When the subset of R^3 occupied by your spaceship is one point.

Torquil
 
Maybe I shoul repeat that
The tidal forces will rip the ship apart, if your size is nonzero.
is wrong, depending on the BH size. The largest would even let planets through without ripping them apart.
 
Ich said:
Maybe I shoul repeat that

is wrong, depending on the BH size. The largest would even let planets through without ripping them apart.

Aha, sorry I think we are talking about different things. You are talking about crossing the horizon, I'm talking about what will happen eventually when you get close enough to the singularity.

Torquil
 
torquil said:
Aha, sorry I think we are talking about different things. You are talking about crossing the horizon, I'm talking about what will happen eventually when you get close enough to the singularity.

Torquil

Similar situation, but everything beyond the event horizon is very difficult to compute.
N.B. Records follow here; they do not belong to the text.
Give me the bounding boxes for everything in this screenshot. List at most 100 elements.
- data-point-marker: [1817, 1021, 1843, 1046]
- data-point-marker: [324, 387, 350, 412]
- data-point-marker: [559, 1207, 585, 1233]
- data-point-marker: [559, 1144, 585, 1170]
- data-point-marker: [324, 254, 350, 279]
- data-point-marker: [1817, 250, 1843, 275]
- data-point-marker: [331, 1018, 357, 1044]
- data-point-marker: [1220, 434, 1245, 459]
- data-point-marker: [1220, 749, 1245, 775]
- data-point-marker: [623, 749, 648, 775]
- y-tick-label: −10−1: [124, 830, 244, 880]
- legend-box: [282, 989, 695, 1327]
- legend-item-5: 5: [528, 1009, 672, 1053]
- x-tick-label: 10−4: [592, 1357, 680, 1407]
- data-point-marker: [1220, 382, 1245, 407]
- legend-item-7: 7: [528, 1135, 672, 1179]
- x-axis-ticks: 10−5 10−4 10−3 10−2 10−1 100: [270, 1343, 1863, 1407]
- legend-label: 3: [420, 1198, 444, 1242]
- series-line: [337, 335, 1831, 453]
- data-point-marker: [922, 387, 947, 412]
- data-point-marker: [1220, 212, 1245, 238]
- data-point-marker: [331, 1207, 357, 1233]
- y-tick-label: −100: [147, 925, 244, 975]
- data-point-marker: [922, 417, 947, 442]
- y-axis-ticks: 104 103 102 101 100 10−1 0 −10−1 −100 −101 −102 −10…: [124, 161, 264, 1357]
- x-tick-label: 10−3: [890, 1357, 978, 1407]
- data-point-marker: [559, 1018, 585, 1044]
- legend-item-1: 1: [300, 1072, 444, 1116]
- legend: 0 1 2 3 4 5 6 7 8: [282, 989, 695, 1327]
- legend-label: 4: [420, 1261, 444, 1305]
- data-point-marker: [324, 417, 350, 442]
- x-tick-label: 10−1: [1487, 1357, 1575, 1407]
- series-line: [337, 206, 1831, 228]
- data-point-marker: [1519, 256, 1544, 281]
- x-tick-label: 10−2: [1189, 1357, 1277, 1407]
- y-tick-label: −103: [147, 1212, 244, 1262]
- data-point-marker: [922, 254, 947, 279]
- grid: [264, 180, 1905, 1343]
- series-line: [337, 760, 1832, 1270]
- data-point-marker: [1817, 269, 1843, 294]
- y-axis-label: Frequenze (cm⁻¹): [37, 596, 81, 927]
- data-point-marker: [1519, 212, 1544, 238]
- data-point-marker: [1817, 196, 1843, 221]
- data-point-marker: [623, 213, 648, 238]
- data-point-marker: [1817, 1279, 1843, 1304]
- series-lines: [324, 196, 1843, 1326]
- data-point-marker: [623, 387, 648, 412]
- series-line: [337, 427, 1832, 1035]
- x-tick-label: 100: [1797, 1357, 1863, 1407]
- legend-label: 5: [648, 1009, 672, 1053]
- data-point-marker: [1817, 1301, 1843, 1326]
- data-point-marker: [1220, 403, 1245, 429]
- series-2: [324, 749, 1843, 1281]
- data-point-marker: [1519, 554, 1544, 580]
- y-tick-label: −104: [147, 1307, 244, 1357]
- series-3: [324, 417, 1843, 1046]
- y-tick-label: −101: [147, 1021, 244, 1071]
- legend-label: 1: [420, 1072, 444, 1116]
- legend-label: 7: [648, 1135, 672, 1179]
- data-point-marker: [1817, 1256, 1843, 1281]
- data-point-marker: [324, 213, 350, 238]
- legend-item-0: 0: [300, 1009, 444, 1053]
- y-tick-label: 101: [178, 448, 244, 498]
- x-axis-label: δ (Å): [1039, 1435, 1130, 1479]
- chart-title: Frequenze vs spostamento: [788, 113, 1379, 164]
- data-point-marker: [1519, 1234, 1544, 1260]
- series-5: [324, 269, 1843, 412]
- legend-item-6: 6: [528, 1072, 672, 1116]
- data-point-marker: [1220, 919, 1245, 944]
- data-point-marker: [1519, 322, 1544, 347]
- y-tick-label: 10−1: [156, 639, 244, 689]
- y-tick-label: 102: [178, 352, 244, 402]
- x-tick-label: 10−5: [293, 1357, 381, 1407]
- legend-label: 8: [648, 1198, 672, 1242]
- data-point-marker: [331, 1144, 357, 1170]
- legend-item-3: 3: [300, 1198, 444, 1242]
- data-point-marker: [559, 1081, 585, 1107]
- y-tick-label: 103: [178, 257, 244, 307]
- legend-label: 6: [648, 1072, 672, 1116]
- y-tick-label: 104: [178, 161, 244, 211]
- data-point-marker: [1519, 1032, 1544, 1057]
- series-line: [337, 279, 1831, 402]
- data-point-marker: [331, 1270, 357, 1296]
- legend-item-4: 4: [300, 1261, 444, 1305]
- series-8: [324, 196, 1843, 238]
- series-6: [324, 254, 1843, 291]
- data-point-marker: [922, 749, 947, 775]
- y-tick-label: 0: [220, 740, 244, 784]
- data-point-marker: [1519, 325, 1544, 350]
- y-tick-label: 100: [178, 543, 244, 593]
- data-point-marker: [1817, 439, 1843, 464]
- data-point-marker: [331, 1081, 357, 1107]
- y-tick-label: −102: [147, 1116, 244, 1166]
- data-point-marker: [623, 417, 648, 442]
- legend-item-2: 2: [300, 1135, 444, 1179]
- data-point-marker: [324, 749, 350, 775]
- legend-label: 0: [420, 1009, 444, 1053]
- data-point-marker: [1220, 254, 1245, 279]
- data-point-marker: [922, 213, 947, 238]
Igor Novikov did some interesting papers on traversing the inner singularity and surviving, which might be worth checking out. Just do a search on the arXiv for the preprints. Super-massive black-holes have negligible tidal forces up really close to the singularity - if space-time behaves itself the other side of the event horizon. If there's a phase-transition into a "gravastar" or some other exotic interior space-time, then the point is moot... you go splat at high temperature just infinitesimally outside the Schwarzschild radius.